Thursday, September 01, 2011

Comments on Leah Maddrie's Chasing Heaven and Sondheim's reaction to an article on the Gershwin Estate's Porgy and Bess Revamp

I composed music for an upcoming Fringe Fest play that meditates upon the Suzan-Lori Parks/Gershwin Estate collaboration (the play is Leah Maddrie's "Chasing Heaven."), so I've been considering this Porgy and Bess revival since January. How can I begin to share the treasure-trove of inspiration Gershwin's piano music provides? He teased from an equally-tempered-tuned instrument (and he accurately notated) the "blue-note" sounds of inspired voices discovering hypnotizing rhythms and melodies.

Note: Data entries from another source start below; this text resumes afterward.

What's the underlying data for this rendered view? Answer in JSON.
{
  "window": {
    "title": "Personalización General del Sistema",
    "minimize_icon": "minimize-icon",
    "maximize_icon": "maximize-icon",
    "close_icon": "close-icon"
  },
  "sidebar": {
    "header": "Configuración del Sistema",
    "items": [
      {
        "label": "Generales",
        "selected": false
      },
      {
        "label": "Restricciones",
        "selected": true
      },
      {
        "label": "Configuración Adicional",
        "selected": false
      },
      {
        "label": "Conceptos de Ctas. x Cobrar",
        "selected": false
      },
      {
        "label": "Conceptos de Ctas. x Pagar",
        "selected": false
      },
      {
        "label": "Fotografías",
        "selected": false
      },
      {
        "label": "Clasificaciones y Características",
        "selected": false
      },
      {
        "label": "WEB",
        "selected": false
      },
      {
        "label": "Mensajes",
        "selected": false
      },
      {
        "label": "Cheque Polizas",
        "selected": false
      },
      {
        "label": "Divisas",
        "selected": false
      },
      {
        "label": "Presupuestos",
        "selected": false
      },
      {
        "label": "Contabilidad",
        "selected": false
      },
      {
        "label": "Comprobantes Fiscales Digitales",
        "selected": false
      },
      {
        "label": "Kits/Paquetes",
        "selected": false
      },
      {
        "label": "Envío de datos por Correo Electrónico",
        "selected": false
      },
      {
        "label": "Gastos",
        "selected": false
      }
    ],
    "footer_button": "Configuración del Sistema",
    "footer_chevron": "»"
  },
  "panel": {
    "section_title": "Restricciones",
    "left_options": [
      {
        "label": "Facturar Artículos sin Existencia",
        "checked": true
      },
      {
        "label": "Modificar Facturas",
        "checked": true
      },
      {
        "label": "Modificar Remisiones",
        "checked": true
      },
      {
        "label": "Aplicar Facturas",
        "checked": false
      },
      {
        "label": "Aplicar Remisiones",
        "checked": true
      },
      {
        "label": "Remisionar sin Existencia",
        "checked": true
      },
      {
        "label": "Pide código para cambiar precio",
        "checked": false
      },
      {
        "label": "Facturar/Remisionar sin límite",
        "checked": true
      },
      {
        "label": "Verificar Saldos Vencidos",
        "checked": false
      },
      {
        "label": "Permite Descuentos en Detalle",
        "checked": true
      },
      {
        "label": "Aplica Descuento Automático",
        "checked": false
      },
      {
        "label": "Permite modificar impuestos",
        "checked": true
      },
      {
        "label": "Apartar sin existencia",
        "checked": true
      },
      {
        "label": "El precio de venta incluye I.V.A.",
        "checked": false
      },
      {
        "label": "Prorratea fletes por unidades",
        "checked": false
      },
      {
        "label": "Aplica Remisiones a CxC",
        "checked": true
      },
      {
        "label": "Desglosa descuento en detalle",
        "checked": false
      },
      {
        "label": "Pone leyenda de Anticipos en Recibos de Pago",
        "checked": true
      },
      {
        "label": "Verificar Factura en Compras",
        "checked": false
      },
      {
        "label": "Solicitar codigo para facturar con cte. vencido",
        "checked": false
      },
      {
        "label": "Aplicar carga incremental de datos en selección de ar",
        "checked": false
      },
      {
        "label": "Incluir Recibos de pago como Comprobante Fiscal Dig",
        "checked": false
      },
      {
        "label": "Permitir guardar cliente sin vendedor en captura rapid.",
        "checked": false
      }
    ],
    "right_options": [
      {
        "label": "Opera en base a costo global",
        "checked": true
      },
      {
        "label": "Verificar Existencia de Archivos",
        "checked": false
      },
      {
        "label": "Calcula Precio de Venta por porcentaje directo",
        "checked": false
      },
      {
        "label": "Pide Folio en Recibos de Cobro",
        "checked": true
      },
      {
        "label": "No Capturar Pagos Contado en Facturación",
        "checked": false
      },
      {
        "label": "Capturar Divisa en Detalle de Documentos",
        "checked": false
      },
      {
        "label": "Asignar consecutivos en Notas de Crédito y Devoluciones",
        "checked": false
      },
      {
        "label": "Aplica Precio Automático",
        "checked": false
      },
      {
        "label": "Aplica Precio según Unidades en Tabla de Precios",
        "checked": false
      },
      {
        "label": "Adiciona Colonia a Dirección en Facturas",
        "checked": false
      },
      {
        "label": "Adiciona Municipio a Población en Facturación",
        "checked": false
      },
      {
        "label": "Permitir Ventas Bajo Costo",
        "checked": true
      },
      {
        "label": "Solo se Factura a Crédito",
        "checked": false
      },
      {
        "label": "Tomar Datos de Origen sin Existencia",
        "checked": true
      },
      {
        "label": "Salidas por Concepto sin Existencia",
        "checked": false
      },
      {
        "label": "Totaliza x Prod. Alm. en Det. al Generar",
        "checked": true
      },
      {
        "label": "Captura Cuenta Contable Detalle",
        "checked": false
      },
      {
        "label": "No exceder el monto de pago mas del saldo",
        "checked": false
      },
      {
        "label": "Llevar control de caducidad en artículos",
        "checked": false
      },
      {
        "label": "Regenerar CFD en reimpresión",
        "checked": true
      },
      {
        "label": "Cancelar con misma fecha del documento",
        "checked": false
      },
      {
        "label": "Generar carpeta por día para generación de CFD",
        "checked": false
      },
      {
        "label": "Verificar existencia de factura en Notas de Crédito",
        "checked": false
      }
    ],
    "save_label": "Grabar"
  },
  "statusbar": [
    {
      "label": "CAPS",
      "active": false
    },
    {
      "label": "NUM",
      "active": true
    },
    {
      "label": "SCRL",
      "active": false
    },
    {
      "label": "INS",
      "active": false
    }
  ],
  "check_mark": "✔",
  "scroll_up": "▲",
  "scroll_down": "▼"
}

One thing "Chasing Heaven" and its dramaturg, Trevor Weston, announces is that Heyward's "Porgy" was site-specific, taking place on an island of Gullah people off Charleston. George Gershwin even visited there to research their inspired music.  (They are arguably responsible for introducing the rhythm in the 1920's dance craze called The Charleston!)

But Gershwin's accurate music notation was part of his gift to the world. His intuitive creative powers kept rising as he embarked upon to his next big project, Astaire and Rodgers' Shall We Dance! ... and as is so often the pattern with leading radical musical innovators, he passed away shortly thereafter...

The Gershwin/Heyward Porgy and Bess is a great script and score. What could be more broadway-worthy than to reinterpret its story in the wake of Top Dog/Underdog, Scarlet A, Girl 6 and other pieces by Suzan-Lori Parks?

The Porgy and Bess score notates the grandeur generated by powerful singers orchestrally accompanied. In order to reproduce that effect, it's best to follow the score. Hopefully in this version everyone will sing and play all the notes because they do work well together, as they do in the romantic score Sondheim notated for Sweeney Todd.

May I also suggest a creative reinterpretation of the romantic script and score Richard Wagner wrote for that great German folk opera, Tristan and Isolde?   (The lyrics could use an overhaul...)

As for a genius assembly of sounds originated by other relatively obscure musicians, the song cycle I adore (and recommend) is Beggars Banquet by The Rolling Stones.  (I'm suggesting that it sounds like a Muddy Waters record... and their cover of Prodigal Son is an almost note perfect reprodcution of the original...yes?)